On the Edgartown shoreline, on the sandy point of Lighthouse Beach which guards the harbor entrance, derby fishermen lined up in even intervals on a recent afternoon, casting into the deep channel where tides bring Atlantic waters in and out of Edgartown harbor each day.
Along with the changing tides come baitfish, said fisherman Jesse Heuit, just moments after arriving with his rod.
“You can see the bait,” he said, pointing out to a disturbance in the water, where little metallic shimmers jumped up and flickered in the sunlight above the chop.
“Those are silversides,” Mr. Heuit said.
Where little fish are present, the big fish must follow; so goes the fisherman’s credo.
“I’ve been catching some bluefish,” said Kerri Moffatt, who was using a pink Hogy lure. “They’ve been small, but I’ve been catching them. That’s what matters.”
By late afternoon, though, the action had mostly died down, and bites were few and far between. Louie Jacob-Walsh, who had managed to pull in a small false albacore, tried to drum up some action with a specialized popper lure.
“Right now, there’s not really anything showing so I’m trying to bring attention,” he said while displaying the lure, a cylinder painted like a fish with a funnel mouth on the end called a popper. Unlike other lures, which cruise smoothly underwater, the popper’s mouth creates resistance as it is reeled in, making a splash each time the fisherman jerks the rod.
Mr. Jacob-Walsh fished with an iPhone strapped to his chest to film that afternoon, to “see if I could catch the Derby winner on tape.”
That achievement would have to wait for another day.
On the harbor side of the beach, where waters were calm and dunes blocked the wind, a pair of fly fishermen plied their craft, flicking their lines back and forth.
“Our one mission is to catch albacore,” said Colin Cournoyer, one of the fly fishermen.
Mr. Cournoyer, who won the triple crown shore fly fishing derby category last year, said he grew up in Oak Bluffs and returns to the Island each year for the derby. After fishing for eight hours at Lobsterville Beach with nothing to show for it the day before, he and Oliver Preston came down to the lighthouse on a lark.
“We were eating meatballs at the house up the street, and I was like ‘hey, you want to go down to the harbor for half an hour?’” he said, as Mr. Preston cast his line out beside him.
Mr. Cournoyer soon pulled in an albie with a lure of his own design, a slim twirl of green ribbon and buck hair encased in epoxy, with a little fish eye on each side.
No more fish were caught that afternoon but for Mr. Cournoyer, at least, the outing isn’t all about the fish.
“I already got my fish for the day,” he said, scanning the view of harbor, the boats, the fishermen, the beach’s titular Lighthouse. “This is about embracing the beauty of the Island.”
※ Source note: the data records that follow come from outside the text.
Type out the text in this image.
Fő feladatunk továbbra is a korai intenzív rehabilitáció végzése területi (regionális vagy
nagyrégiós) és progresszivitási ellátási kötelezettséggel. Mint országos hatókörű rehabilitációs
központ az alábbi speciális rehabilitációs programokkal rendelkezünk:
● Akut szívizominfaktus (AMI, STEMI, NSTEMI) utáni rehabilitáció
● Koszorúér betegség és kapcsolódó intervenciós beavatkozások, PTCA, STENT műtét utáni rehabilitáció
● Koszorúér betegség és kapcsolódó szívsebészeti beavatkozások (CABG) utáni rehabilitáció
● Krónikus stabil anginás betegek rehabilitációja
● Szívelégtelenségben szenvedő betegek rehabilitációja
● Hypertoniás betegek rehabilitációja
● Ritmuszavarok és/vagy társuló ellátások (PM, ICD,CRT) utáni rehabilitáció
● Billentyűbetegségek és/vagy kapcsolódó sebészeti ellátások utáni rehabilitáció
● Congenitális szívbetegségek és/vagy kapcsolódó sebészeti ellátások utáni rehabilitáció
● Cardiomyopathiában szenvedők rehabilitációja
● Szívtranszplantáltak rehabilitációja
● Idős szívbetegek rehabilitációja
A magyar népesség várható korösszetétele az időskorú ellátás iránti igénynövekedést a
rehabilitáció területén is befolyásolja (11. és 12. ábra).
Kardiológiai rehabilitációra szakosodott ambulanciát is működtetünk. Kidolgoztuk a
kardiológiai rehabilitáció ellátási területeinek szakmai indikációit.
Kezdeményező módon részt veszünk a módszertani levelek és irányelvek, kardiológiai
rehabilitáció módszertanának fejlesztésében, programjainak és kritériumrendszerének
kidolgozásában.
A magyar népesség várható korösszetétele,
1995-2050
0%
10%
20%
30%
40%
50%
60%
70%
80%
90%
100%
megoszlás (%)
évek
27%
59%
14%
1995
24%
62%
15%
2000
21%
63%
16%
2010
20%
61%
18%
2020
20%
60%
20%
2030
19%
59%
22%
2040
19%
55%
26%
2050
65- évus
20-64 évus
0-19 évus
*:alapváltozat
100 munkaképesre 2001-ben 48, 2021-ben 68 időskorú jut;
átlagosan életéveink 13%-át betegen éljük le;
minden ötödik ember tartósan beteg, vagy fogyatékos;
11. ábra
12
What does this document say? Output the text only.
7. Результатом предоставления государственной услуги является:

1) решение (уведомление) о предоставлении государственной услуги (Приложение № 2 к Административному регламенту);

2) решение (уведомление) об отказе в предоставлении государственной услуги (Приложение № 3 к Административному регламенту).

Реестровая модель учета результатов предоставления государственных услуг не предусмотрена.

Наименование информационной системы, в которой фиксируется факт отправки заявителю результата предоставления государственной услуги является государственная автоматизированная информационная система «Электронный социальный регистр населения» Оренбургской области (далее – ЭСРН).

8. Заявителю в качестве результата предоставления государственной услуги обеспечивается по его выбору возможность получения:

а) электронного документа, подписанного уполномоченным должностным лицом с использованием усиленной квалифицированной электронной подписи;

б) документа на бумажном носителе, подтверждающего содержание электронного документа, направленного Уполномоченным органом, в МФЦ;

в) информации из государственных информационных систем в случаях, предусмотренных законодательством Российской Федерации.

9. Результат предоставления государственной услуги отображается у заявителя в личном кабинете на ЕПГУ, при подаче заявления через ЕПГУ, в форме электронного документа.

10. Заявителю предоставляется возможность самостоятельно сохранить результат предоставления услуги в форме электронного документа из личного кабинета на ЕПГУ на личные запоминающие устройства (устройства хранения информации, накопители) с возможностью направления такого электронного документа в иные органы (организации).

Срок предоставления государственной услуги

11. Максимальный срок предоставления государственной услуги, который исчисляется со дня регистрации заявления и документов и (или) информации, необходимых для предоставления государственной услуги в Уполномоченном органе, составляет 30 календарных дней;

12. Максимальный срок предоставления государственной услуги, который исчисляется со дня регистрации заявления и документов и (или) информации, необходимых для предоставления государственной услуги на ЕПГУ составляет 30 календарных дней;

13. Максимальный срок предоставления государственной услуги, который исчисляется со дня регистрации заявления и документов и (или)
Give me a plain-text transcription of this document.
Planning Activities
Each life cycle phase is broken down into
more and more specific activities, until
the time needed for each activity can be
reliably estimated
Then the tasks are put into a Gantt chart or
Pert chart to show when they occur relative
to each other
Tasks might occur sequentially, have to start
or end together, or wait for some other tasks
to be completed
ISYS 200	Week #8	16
As the afternoon ebbed, the casting of lines and quiet talk of fishermen gave way to the chirping of beach bugs and the whoosh of wind against the dune grass and goldenrod. Down where Lighthouse Beach turns to Fuller Street Beach, little brown balls of seaweed continued to wash up along the eroded shore and horseshoe crab carcasses lay scattered amongst them, delivered to shore by a churning sea.